- Born: 15 November 1992 (age 33) Saint-Vallier, Saône-et-Loire, France

Gymnastics career
- Discipline: Women's artistic gymnastics
- Country represented: France
- Medal record
Artistic Gymnastics
Representing France
Mediterranean Games
| Gold medal – first place | 2009 Pescara | Team All-Around |

= Marine Petit =

French artistic gymnast

Marine Petit (born 15 November 1992) is a French artistic gymnast and a member of the French National Gymnastics Team. She participated in the 2007 World Artistic Gymnastics Championships, the 2008 Summer Olympics, and the 2010 World Artistic Gymnastics Championships.

== Career ==

Petit competed at the 2007 World Artistic Gymnastics Championships and helped the French team finish sixth in the team finals. Petit individually qualified for the individual all-around final where she placed sixteenth.
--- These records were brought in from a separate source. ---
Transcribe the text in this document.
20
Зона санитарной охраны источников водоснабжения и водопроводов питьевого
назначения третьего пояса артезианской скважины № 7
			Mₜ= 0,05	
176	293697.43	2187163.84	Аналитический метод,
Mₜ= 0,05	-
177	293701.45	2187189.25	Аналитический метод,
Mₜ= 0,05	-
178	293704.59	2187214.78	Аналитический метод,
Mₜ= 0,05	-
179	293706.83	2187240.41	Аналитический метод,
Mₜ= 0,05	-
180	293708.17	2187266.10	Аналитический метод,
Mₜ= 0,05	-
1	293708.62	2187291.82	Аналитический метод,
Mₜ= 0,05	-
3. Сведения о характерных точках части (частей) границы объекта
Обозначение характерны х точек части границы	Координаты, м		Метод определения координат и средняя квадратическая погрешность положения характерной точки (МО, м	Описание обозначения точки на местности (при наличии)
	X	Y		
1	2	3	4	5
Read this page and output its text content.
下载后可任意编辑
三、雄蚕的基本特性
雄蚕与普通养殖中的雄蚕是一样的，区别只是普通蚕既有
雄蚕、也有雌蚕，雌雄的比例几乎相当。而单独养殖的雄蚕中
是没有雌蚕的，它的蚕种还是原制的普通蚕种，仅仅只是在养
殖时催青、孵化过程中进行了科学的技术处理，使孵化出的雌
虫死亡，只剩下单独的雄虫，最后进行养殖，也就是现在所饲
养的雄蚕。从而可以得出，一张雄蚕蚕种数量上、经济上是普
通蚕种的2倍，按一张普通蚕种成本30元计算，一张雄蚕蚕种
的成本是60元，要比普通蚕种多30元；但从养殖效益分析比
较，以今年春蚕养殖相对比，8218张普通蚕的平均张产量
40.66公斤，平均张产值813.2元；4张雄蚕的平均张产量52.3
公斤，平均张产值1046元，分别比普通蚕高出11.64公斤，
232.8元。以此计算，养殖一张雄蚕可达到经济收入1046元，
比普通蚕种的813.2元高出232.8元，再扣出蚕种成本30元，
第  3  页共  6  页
For the 2008 Summer Olympics in Beijing, China, Petit was selected to be a member of the French team. Petit helped the French team to finish in seventh place overall in the team all-around final. She qualified to the individual all-around final at the Olympics and placed nineteenth in the final.

After the Olympics, Petit continued her career in gymnastics at the 2010 World Artistic Gymnastics Championships. In the team event, the French team had a weak competition and finished eleventh after the qualification day, not high enough to advance them to the finals day. Petit herself did not qualify for any individual finals as well either.

Petit won the French all-around national championship title in 2011.